For most of us, financing a car will be one of the biggest investments we make.  Aside from a home, we put more time, effort and money into a vehicle purchase than any other item. And rightly so - it’s something that we use most days - travelling to work, ferrying children to school, and getting us to our chosen leisure activities.  For some, driving their car is their chosen leisure activity.  

With such a reliance on vehicles, it can be a real blow when things go wrong with the buying process.  That’s why it’s worth looking at different payment choices to provide the option of a  smaller outlay along with a degree of security. Although the final total paid will be more, finance deals can be the more attractive option for many.  

Indeed, in 2017, over 88% of UK car purchases, to the value of a staggering £44 billion, were completed using some form of finance agreement (FLA - Finance and Leasing Association).  

However, only those with the ability to juggle 0% balance transfers should consider using a credit card for a car purchase. The amounts involved could leave the buyer in serious trouble once interest rates kick in. In fact, many car dealers will either refuse credit cards or only accept part payment from them.
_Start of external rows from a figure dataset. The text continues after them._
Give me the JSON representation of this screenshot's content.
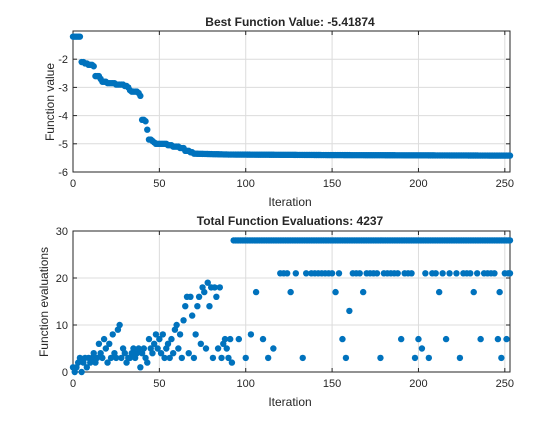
{
  "colors": {
    "marker": "#0072BD",
    "axis": "#262626",
    "grid": "#dcdcdc",
    "background": "#ffffff"
  },
  "chart_data": [
    {
      "type": "scatter",
      "title": "Best Function Value: -5.41874",
      "xlabel": "Iteration",
      "ylabel": "Function value",
      "xlim": [
        0,
        253
      ],
      "ylim": [
        -6,
        -1
      ],
      "xticks": [
        0,
        50,
        100,
        150,
        200,
        250
      ],
      "xtick_labels": [
        "0",
        "50",
        "100",
        "150",
        "200",
        "250"
      ],
      "yticks": [
        -6,
        -5,
        -4,
        -3,
        -2
      ],
      "ytick_labels": [
        "-6",
        "-5",
        "-4",
        "-3",
        "-2"
      ],
      "grid": true,
      "series": [
        {
          "knots": [
            [
              0,
              -1.2
            ],
            [
              1,
              -1.2
            ],
            [
              2,
              -1.2
            ],
            [
              3,
              -1.2
            ],
            [
              4,
              -1.2
            ],
            [
              5,
              -2.1
            ],
            [
              6,
              -2.1
            ],
            [
              7,
              -2.15
            ],
            [
              8,
              -2.15
            ],
            [
              9,
              -2.2
            ],
            [
              10,
              -2.2
            ],
            [
              11,
              -2.2
            ],
            [
              12,
              -2.25
            ],
            [
              13,
              -2.6
            ],
            [
              14,
              -2.6
            ],
            [
              15,
              -2.6
            ],
            [
              16,
              -2.7
            ],
            [
              17,
              -2.8
            ],
            [
              18,
              -2.8
            ],
            [
              19,
              -2.8
            ],
            [
              20,
              -2.85
            ],
            [
              25,
              -2.9
            ],
            [
              30,
              -2.95
            ],
            [
              32,
              -3.0
            ],
            [
              33,
              -3.1
            ],
            [
              34,
              -3.15
            ],
            [
              35,
              -3.15
            ],
            [
              38,
              -3.2
            ],
            [
              39,
              -3.3
            ],
            [
              40,
              -4.15
            ],
            [
              42,
              -4.2
            ],
            [
              43,
              -4.5
            ],
            [
              44,
              -4.85
            ],
            [
              46,
              -4.9
            ],
            [
              47,
              -4.95
            ],
            [
              48,
              -5.0
            ],
            [
              55,
              -5.05
            ],
            [
              58,
              -5.1
            ],
            [
              62,
              -5.15
            ],
            [
              65,
              -5.25
            ],
            [
              68,
              -5.3
            ],
            [
              70,
              -5.35
            ],
            [
              90,
              -5.38
            ],
            [
              150,
              -5.4
            ],
            [
              253,
              -5.41874
            ]
          ]
        }
      ]
    },
    {
      "type": "scatter",
      "title": "Total Function Evaluations: 4237",
      "xlabel": "Iteration",
      "ylabel": "Function evaluations",
      "xlim": [
        0,
        253
      ],
      "ylim": [
        0,
        30
      ],
      "xticks": [
        0,
        50,
        100,
        150,
        200,
        250
      ],
      "xtick_labels": [
        "0",
        "50",
        "100",
        "150",
        "200",
        "250"
      ],
      "yticks": [
        0,
        10,
        20,
        30
      ],
      "ytick_labels": [
        "0",
        "10",
        "20",
        "30"
      ],
      "grid": true,
      "series": [
        {
          "early": [
            [
              0,
              1
            ],
            [
              1,
              0
            ],
            [
              2,
              1
            ],
            [
              3,
              2
            ],
            [
              4,
              3
            ],
            [
              5,
              0
            ],
            [
              6,
              2
            ],
            [
              7,
              3
            ],
            [
              8,
              1
            ],
            [
              9,
              3
            ],
            [
              10,
              2
            ],
            [
              11,
              3
            ],
            [
              12,
              4
            ],
            [
              13,
              2
            ],
            [
              14,
              3
            ],
            [
              15,
              6
            ],
            [
              16,
              4
            ],
            [
              17,
              3
            ],
            [
              18,
              7
            ],
            [
              19,
              5
            ],
            [
              20,
              2
            ],
            [
              21,
              6
            ],
            [
              22,
              3
            ],
            [
              23,
              8
            ],
            [
              24,
              4
            ],
            [
              25,
              3
            ],
            [
              26,
              9
            ],
            [
              27,
              10
            ],
            [
              28,
              3
            ],
            [
              29,
              5
            ],
            [
              30,
              4
            ],
            [
              31,
              2
            ],
            [
              32,
              3
            ],
            [
              33,
              3
            ],
            [
              34,
              4
            ],
            [
              35,
              5
            ],
            [
              36,
              3
            ],
            [
              37,
              4
            ],
            [
              38,
              5
            ],
            [
              39,
              1
            ],
            [
              40,
              4
            ],
            [
              41,
              5
            ],
            [
              42,
              3
            ],
            [
              43,
              2
            ],
            [
              44,
              7
            ],
            [
              45,
              5
            ],
            [
              46,
              4
            ],
            [
              47,
              6
            ],
            [
              48,
              8
            ],
            [
              49,
              5
            ],
            [
              50,
              7
            ],
            [
              51,
              4
            ],
            [
              52,
              8
            ],
            [
              53,
              3
            ],
            [
              54,
              5
            ],
            [
              55,
              6
            ],
            [
              56,
              3
            ],
            [
              57,
              7
            ],
            [
              58,
              4
            ],
            [
              59,
              9
            ],
            [
              60,
              10
            ],
            [
              61,
              5
            ],
            [
              62,
              8
            ],
            [
              63,
              3
            ],
            [
              64,
              11
            ],
            [
              65,
              14
            ],
            [
              66,
              16
            ],
            [
              67,
              4
            ],
            [
              68,
              16
            ],
            [
              69,
              12
            ],
            [
              70,
              3
            ],
            [
              71,
              8
            ],
            [
              72,
              14
            ],
            [
              73,
              16
            ],
            [
              74,
              6
            ],
            [
              75,
              18
            ],
            [
              76,
              17
            ],
            [
              77,
              5
            ],
            [
              78,
              19
            ],
            [
              79,
              14
            ],
            [
              80,
              18
            ],
            [
              81,
              3
            ],
            [
              82,
              18
            ],
            [
              83,
              16
            ],
            [
              84,
              5
            ],
            [
              85,
              18
            ],
            [
              86,
              3
            ],
            [
              87,
              6
            ],
            [
              88,
              7
            ],
            [
              89,
              5
            ],
            [
              90,
              3
            ],
            [
              91,
              7
            ],
            [
              92,
              2
            ]
          ],
          "constant_from": 93,
          "constant_value": 28,
          "extras": [
            [
              96,
              7
            ],
            [
              100,
              3
            ],
            [
              103,
              8
            ],
            [
              106,
              17
            ],
            [
              110,
              7
            ],
            [
              113,
              3
            ],
            [
              116,
              5
            ],
            [
              120,
              21
            ],
            [
              122,
              21
            ],
            [
              124,
              21
            ],
            [
              126,
              17
            ],
            [
              129,
              21
            ],
            [
              133,
              3
            ],
            [
              135,
              21
            ],
            [
              138,
              21
            ],
            [
              140,
              21
            ],
            [
              142,
              21
            ],
            [
              144,
              21
            ],
            [
              146,
              21
            ],
            [
              148,
              21
            ],
            [
              150,
              21
            ],
            [
              152,
              17
            ],
            [
              154,
              21
            ],
            [
              156,
              7
            ],
            [
              158,
              3
            ],
            [
              160,
              13
            ],
            [
              162,
              21
            ],
            [
              164,
              21
            ],
            [
              166,
              21
            ],
            [
              168,
              17
            ],
            [
              170,
              21
            ],
            [
              172,
              21
            ],
            [
              174,
              21
            ],
            [
              176,
              21
            ],
            [
              178,
              3
            ],
            [
              180,
              21
            ],
            [
              182,
              21
            ],
            [
              184,
              21
            ],
            [
              186,
              21
            ],
            [
              188,
              21
            ],
            [
              190,
              7
            ],
            [
              192,
              21
            ],
            [
              194,
              21
            ],
            [
              196,
              21
            ],
            [
              198,
              3
            ],
            [
              200,
              7
            ],
            [
              202,
              5
            ],
            [
              204,
              21
            ],
            [
              206,
              3
            ],
            [
              208,
              21
            ],
            [
              210,
              21
            ],
            [
              212,
              17
            ],
            [
              214,
              21
            ],
            [
              216,
              7
            ],
            [
              218,
              21
            ],
            [
              222,
              21
            ],
            [
              224,
              3
            ],
            [
              226,
              21
            ],
            [
              228,
              21
            ],
            [
              230,
              21
            ],
            [
              232,
              17
            ],
            [
              234,
              21
            ],
            [
              236,
              7
            ],
            [
              238,
              21
            ],
            [
              240,
              21
            ],
            [
              242,
              21
            ],
            [
              244,
              21
            ],
            [
              246,
              7
            ],
            [
              247,
              17
            ],
            [
              248,
              3
            ],
            [
              250,
              21
            ],
            [
              251,
              7
            ],
            [
              252,
              21
            ],
            [
              253,
              21
            ]
          ]
        }
      ]
    }
  ]
}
Far more sensible are the two main finance options available to car buyers - Hire Purchase (HP) or Personal Contract Purchase (PCP).  

With these similar options, the cost of the vehicle (and interest and credit fee) is split into payments over a set period of time (48  months, for example), after which time the buyer owns the car (HP) or has the option of paying off the outstanding value  in order to buy the vehicle (PCP).

 

Aside from the benefits of smaller, more manageable, regular payments, often with little or no deposit, finance agreements with a reputable provider can offer additional advantages to customers over cash payments:With so many benefits of car finance, why would anyone want to use cash?

  • FOS Assistance - The Financial Ombudsman Service is obliged to help with any purchase involving credit cards, HP or PCP. The FOS can intervene on the buyer’s behalf in any discussions with the dealer concerning vehicle fault or payment disputes.

  • Share the Load - Any fault with the vehicle is the joint responsibility of the retailer and the finance provider who is obliged to help remedy problems or even refund payments.  This gives the purchaser two points of contact for grievances.

  • Cutting Losses - The vehicle can be returned to the finance company (Voluntary Termination - VT) without affecting credit ratings at any stage, once a certain proportion (usually 50%) of the total cost has been paid off.  This can be a great help in preventing arrears or default on payments.

  • Protection for Businesses Too - The FOS can now also step in where complications arise concerning finance contracts between vehicle dealers and small businesses or Micro Enterprises.  As long as the organisation has fewer than 10 employees and a turnover equivalent to no more than €2 million, the FOS is obliged to respond to complaints just as it would with consumer agreements.